Most developers treat their load balancer (LB) as a "set it and forget it" piece of infrastructure. With standard REST APIs, that works. With WebSockets, your LB is frequently your worst enemy.

The problem is the Idle Timeout. AWS ALBs, NGINX, and Cloudflare all have default timeouts. If no data passes through the socket for, say, 60 seconds, the LB assumes the connection is dead and silently snips it. The client thinks it's connected; the server thinks it's connected; but the wire is cut.

The Fix: You need aggressive heartbeats (pings/pongs). Don't rely on the TCP layer to do this for you.

// A simple server-side heartbeat in Node.js
const wss = new WebSocket.Server({ server })

wss.on('connection', (ws) => {
  ws.isAlive = true
  ws.on('pong', () => {
    ws.isAlive = true
  })
})

const interval = setInterval(() => {
  wss.clients.forEach((ws) => {
    if (ws.isAlive === false) return ws.terminate()

    ws.isAlive = false
    ws.ping()
  })
}, 30000) // 30 second pulse

2. "Sticky Sessions" aren't optional

If you’re running more than one server instance (and if you aren't, why are you reading a post about scaling?), you will run into the Handshake Trap.

The WebSocket protocol starts as an HTTP request that gets "Upgraded." If your Load Balancer sends the initial HTTP GET to Server A, but the subsequent Upgrade request to Server B, the connection fails immediately. I've seen teams waste weeks trying to debug "intermittent connection drops" that were actually just the LB doing its job (load balancing) too well.

You _must_ enable session affinity (sticky sessions) based on IP or a cookie. It feels "anti-cloud" to tie a client to a specific server, but for the duration of a WebSocket handshake, it’s non-negotiable.

3. Redis is your new Source of Truth

In a stateless REST world, servers don't need to know about each other. In a stateful WebSocket world, Server A has a socket for User 1, and Server B has a socket for User 2. If User 1 sends a message to User 2, Server A has no idea how to find them.

You need a Pub/Sub layer to bridge the gap. Redis is the industry standard here, but it introduces a new failure point. If your Redis instance spikes in latency, your entire real-time engine chokes.

If you're using Socket.io, the adapter makes this easy, but don't treat it as a black box:

const httpServer = createServer()
const io = new Server(httpServer)
const pubClient = createClient({ url: 'redis://localhost:6379' })
const subClient = pubClient.duplicate()

// This allows messages to hop between physical server nodes
io.adapter(createAdapter(pubClient, subClient))

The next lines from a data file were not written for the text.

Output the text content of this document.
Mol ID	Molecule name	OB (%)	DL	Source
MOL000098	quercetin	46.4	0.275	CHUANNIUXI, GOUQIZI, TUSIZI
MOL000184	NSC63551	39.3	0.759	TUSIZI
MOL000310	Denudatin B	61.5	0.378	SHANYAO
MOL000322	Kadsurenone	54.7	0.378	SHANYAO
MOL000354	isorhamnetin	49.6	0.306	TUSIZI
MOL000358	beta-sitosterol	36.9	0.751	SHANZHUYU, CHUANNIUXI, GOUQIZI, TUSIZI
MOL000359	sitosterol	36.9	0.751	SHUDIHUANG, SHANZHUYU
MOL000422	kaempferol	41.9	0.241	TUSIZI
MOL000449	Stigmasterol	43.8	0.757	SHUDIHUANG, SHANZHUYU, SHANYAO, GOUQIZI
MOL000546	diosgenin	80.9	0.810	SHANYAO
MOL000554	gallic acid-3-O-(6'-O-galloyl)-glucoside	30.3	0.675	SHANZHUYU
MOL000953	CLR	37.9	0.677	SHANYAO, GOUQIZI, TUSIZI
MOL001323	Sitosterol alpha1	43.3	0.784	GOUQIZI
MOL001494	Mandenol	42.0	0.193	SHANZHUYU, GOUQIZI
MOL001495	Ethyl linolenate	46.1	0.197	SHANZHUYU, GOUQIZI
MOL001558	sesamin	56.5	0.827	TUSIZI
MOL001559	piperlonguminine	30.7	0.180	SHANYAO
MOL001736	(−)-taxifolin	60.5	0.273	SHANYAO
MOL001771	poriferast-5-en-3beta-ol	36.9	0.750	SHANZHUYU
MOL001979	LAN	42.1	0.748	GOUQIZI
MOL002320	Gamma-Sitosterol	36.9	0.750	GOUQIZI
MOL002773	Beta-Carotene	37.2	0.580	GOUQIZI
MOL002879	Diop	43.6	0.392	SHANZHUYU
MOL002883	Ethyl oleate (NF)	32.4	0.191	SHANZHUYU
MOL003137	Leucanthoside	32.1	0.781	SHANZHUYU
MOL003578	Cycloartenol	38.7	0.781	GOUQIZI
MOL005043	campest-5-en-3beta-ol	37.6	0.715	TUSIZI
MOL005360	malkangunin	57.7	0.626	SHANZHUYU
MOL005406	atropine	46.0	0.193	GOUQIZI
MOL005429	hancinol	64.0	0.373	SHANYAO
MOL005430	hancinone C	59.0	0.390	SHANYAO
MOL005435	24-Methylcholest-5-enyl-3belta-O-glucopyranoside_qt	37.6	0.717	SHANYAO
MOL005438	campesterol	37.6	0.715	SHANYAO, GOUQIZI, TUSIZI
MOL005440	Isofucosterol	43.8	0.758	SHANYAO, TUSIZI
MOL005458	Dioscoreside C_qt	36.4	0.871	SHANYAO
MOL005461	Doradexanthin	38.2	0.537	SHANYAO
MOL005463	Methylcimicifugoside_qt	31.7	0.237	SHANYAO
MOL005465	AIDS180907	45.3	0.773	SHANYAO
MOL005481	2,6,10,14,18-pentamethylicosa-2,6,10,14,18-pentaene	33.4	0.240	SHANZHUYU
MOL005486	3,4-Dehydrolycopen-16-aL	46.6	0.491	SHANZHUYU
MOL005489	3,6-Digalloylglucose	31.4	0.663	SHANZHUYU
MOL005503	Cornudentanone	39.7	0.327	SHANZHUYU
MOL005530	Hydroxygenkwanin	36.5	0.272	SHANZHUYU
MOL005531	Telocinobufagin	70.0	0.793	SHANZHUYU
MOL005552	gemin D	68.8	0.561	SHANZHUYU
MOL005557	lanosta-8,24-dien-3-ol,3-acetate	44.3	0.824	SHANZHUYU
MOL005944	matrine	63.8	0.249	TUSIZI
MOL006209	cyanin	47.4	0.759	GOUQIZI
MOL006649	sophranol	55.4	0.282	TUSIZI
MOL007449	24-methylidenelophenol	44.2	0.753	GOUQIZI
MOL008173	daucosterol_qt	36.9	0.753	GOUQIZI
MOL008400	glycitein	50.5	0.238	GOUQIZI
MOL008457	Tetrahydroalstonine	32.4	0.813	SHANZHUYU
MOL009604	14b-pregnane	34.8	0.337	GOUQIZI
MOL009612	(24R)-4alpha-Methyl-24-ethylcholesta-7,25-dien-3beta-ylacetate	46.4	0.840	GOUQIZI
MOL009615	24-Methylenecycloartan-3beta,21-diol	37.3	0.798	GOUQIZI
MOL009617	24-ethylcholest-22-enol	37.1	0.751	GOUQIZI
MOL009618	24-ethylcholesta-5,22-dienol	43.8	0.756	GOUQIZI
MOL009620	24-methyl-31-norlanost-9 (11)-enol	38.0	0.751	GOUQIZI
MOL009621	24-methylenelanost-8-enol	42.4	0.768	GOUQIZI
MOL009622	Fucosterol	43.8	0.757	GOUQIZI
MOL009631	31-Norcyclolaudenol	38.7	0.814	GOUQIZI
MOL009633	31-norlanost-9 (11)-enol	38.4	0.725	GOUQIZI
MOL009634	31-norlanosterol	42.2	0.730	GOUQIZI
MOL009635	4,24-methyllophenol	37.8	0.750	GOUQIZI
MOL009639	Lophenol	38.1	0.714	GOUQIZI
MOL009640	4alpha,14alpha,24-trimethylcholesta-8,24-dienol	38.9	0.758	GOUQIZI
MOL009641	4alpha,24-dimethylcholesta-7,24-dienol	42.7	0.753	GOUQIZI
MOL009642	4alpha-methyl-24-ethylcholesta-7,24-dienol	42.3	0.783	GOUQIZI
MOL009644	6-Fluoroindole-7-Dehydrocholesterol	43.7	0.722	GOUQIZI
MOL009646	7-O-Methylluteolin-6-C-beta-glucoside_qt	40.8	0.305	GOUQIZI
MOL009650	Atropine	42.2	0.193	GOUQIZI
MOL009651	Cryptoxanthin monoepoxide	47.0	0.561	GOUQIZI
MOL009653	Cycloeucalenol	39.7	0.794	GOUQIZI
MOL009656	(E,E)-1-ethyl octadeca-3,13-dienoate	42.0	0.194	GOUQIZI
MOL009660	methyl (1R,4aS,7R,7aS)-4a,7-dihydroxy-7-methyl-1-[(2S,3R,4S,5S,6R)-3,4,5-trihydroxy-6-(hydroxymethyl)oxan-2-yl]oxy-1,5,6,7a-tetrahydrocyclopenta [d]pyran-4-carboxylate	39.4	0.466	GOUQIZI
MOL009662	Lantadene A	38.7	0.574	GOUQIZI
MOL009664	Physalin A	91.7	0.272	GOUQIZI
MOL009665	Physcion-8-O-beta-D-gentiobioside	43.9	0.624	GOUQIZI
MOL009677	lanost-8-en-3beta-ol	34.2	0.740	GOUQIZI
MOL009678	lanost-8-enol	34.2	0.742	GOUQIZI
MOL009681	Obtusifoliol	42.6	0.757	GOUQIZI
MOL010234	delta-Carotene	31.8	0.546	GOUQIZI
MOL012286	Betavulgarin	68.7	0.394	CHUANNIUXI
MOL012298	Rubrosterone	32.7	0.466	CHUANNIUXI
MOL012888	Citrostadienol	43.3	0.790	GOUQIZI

The Gotcha: Watch your Redis memory. Every "room" or "channel" you create consumes RAM. If you create a unique room for every single user and never clean them up, you'll be paged at 3:00 AM because Redis ran out of heap space.

4. The "Thundering Herd" will crush your database

This is the one that actually cost us the most money. Imagine you have 10,000 people connected to a live sports app. A goal is scored. You push a WebSocket message to all 10,000 clients saying "Hey, something happened!"

What do those 10,000 clients do? They all immediately hit your /api/get-latest-scores endpoint at the exact same millisecond.

Your database, which usually handles 100 requests per second, is suddenly hit with 10,000 concurrent queries. It falls over. The connections drop. The clients auto-reconnect, which triggers _another_ load of auth queries. It’s a death spiral.

The Solution:

  1. Push the data, don't notify. Instead of sending a "data changed" ping, send the actual updated JSON payload in the WebSocket message itself.
  2. Jitter. If the clients _must_ fetch data, add a random delay (0-500ms) on the client side before they fire the request. It sounds stupid, but it flattens the spike enough to save your backend.

Summary

Scaling WebSockets isn't really about the code inside your on('message') handler. It's about infrastructure plumbing. You have to manage the "state" that you spent years trying to get rid of in your REST APIs.

Keep your heartbeats frequent, your sessions sticky, your Redis instances beefy, and for the love of everything holy, don't let your clients DDOS your own database.